A weaker New Zealand dollar has meant that petrol prices around the country have increased by 6 cents a litre in less than a week.
The major fuel companies raised the main port price of fuel by 3 cents a litre on Thursday night.
Now a further price increase has pushed petrol prices to the highest level in more than two years.
According to data collected by the Automobile Association (AA), petrol prices are now at their highest since July 2015.
The increase comes after the New Zealand dollar fell suddenly in the weeks post election, while oil product prices have also been steadily rising.
AA spokesman, Mark Stockdale, said while the first of the increases could be justified by a weaker New Zealand dollar and stronger commodity prices, there was no further move, which would warrant a second jump.
“The AA can’t see any justification for why prices have gone up another 3 cents. There’s been no further deterioration in the exchange rate or rising commodity prices to explain it,” Stockdale said.

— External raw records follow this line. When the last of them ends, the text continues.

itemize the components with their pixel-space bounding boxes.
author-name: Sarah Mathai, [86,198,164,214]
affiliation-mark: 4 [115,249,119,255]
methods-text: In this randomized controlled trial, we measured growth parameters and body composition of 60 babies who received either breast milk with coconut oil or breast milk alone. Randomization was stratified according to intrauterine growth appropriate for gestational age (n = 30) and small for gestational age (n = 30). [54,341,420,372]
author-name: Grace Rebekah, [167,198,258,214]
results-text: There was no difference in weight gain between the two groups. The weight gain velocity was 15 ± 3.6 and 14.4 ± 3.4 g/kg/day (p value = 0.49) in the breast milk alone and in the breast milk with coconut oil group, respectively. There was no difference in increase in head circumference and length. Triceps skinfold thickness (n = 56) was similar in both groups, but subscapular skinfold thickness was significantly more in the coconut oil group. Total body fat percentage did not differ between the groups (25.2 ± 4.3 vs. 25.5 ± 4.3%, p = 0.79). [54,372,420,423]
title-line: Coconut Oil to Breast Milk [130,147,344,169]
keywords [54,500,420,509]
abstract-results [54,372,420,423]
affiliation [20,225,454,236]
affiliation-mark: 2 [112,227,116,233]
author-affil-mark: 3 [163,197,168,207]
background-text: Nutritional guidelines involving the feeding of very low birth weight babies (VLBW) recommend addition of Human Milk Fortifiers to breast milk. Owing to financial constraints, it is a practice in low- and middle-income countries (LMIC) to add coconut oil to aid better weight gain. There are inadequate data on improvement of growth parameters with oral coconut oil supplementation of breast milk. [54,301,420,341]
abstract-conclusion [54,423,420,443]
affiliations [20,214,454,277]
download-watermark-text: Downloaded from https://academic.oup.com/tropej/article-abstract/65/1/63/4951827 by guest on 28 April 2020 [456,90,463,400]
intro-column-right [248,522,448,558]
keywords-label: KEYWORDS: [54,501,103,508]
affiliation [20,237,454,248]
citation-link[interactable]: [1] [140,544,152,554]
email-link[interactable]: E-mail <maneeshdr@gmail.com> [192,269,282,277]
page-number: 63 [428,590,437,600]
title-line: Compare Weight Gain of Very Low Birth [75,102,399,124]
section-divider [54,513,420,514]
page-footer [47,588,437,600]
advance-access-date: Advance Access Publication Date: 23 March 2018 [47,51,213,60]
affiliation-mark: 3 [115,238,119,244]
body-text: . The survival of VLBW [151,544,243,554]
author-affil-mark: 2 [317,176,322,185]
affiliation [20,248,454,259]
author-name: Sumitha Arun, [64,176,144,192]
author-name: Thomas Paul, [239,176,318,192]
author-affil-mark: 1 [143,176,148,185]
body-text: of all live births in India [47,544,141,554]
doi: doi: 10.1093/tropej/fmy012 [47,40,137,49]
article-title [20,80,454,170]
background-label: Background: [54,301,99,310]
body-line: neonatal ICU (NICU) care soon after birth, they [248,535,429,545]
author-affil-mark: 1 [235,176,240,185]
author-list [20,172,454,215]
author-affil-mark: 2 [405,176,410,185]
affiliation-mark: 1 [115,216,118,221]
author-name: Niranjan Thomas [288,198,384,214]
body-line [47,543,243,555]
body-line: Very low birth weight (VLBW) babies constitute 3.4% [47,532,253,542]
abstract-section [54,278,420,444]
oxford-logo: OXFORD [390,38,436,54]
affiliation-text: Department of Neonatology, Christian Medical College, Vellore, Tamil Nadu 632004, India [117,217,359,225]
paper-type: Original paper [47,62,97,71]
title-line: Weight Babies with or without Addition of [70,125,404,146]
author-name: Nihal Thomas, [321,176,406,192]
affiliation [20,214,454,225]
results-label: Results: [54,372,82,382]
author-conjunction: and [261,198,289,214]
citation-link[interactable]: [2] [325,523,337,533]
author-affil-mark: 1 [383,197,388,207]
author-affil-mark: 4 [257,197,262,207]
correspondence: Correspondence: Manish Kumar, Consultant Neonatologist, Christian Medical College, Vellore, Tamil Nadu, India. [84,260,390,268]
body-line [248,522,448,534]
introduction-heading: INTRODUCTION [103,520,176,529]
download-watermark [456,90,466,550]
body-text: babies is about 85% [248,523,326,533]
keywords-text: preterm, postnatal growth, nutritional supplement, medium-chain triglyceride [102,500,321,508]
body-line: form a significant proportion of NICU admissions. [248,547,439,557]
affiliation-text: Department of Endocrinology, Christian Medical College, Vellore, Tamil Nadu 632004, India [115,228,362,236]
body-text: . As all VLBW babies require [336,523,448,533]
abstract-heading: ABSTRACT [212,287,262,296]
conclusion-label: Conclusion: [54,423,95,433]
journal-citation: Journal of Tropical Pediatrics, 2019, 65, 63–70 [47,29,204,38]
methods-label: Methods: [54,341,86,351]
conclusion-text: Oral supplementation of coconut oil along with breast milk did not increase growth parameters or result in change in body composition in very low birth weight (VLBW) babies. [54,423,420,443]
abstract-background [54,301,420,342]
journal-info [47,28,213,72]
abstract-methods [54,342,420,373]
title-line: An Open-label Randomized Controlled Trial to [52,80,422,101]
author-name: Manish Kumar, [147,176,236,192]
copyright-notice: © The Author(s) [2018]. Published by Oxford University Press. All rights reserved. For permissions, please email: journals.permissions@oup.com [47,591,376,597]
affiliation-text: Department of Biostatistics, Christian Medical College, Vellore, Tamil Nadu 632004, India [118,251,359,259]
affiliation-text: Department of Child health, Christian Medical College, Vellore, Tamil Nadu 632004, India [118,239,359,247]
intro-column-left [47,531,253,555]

“When fuel prices don’t move in relation to observed changes in commodity prices and the exchange rate, motorists deserve an explanation.”
The New Zealand dollar is stronger against the US dollar than it was at the start of the week, which would tend to lean in the favour of making petrol cheaper.
A spokeswoman for BP said the latest increase was “predominantly driven by an increase in the cost of product, and further movement in the exchange rate”.